Table of Contents
A crown or a cap is the artificial tooth-like structure that is used to cover your tooth after the completion of a root canal or the restoration of a fractured tooth. These crowns may be placed individually or joined to one another on multiple adjoining teeth. If a missing tooth is replaced by taking support from the adjacent teeth then the who restoration is referred to as a ‘bridge’.
When a doctor is talking about crowns and bridges in any situation, there are always multiple options that are offered to the patient. These options usually vary in the kind of materials being used, the fabrication technique, the strength and even the amount of time they are expected to last.
So what are the best crowns for your tooth? Does more expensive always mean better? The answer to these questions actually varies depending on various clinical conditions, but there are three main kinds of crowns that patients need to know about.
Stainless Steel Crowns
These crowns are used mostly for children that need a pulpectomy (similar to an RCT) for their milk teeth. They are also used for restoration in adults where the space available is extremely constrained or where the most affordable option needs to be considered.
These crowns are among the earliest kinds of crowns that were made and still function quite well in certain situations. They are almost never used in teeth that will be visible during smiling or talking because of aesthetical reasons, but strength wise they are not too bad.
This kind of crown is still a good option, and a much used one, in developing countries where people do not have too much disposable income to spend on their teeth.
Porcelain Fused To Metal Crowns
This is the most popular kind of crown that is used all across the world. The basic idea here is to layer a stainless steel framework with porcelain so that the "new tooth" can match the color of the surrounding teeth.
There are certain advantages and disadvantages to these crowns. The biggest advantage is that they look much more aesthetic and ‘real’ as compared to the metal crowns. They can be shaded and stained to give a very lifelike effect by trained technicians.
The disadvantage of this kind of crown is that they require a larger amount of space in the mouth. The extra layer of porcelain demands that a large amount of tooth structure be removed to create the necessary space.
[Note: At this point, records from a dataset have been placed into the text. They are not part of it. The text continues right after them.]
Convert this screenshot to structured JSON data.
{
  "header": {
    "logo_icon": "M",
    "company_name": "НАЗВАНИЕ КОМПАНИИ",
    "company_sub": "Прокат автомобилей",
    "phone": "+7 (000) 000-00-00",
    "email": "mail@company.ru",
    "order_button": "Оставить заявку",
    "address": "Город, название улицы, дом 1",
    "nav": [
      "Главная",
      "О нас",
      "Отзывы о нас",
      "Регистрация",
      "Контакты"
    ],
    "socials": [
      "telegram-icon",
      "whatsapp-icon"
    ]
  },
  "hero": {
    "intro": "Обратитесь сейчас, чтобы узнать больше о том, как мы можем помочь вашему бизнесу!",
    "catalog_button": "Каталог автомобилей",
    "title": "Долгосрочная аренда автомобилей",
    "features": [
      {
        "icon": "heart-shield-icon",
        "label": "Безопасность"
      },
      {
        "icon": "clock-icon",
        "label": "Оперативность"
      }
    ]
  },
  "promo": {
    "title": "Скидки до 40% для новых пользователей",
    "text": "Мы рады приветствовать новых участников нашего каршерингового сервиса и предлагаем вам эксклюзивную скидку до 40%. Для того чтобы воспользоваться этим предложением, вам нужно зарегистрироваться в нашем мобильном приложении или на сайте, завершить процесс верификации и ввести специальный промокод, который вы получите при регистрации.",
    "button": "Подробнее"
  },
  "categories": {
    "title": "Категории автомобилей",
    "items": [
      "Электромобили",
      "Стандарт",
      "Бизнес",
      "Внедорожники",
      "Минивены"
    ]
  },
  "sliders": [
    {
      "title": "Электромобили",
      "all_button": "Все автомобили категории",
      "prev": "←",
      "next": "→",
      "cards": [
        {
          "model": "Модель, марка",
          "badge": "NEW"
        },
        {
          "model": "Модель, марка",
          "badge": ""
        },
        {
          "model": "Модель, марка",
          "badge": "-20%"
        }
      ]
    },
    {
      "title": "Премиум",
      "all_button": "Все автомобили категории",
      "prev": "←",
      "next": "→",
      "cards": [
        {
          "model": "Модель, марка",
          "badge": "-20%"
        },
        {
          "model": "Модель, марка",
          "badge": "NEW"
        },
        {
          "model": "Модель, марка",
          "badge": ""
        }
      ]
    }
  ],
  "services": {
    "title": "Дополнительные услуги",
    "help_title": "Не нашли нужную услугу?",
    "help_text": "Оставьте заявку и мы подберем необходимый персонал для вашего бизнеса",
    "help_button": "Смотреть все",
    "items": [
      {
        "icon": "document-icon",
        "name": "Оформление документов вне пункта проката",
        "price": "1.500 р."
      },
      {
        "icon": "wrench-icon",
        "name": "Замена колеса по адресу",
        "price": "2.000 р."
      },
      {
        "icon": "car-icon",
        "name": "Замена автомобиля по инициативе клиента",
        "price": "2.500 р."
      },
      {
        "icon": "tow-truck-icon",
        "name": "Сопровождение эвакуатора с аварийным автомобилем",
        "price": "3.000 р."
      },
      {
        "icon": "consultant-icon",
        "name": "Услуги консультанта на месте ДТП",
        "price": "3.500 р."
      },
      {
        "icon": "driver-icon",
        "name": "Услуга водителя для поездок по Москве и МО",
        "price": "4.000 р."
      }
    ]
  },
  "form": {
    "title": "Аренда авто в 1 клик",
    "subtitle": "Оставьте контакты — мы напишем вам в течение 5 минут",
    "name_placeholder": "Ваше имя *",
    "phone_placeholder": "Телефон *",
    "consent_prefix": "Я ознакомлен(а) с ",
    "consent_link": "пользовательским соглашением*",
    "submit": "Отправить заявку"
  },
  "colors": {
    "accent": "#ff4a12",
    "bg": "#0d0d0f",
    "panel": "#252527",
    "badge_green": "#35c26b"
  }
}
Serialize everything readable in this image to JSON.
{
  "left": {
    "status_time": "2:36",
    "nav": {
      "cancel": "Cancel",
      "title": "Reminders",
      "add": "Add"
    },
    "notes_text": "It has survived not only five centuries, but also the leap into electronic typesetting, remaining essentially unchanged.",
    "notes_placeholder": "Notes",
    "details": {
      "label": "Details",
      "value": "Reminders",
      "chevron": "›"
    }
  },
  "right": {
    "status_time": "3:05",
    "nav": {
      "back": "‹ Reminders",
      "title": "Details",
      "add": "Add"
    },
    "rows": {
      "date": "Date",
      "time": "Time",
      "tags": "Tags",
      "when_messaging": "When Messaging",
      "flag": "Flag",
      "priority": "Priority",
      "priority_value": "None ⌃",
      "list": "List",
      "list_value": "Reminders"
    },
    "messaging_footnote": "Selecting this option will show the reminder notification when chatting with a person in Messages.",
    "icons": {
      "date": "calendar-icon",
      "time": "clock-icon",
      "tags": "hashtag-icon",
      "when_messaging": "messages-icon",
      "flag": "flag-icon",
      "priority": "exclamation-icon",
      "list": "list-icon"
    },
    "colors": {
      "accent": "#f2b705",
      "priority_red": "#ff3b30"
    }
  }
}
Also, because these crowns are actually two layers bonded to one another, there is a chance that a layer of porcelain can chip off during normal use. This leaves the crown looking ‘damaged’ with an ugly metallic spot, although it should be remembered that the crown is still usable if the underlying metal framework is intact.
These crowns can be used for crowns in the front of the mouth where it is necessary for the crowns to be as lifelike as possible, however, they have now been relegated to the back of the mouth because of better options.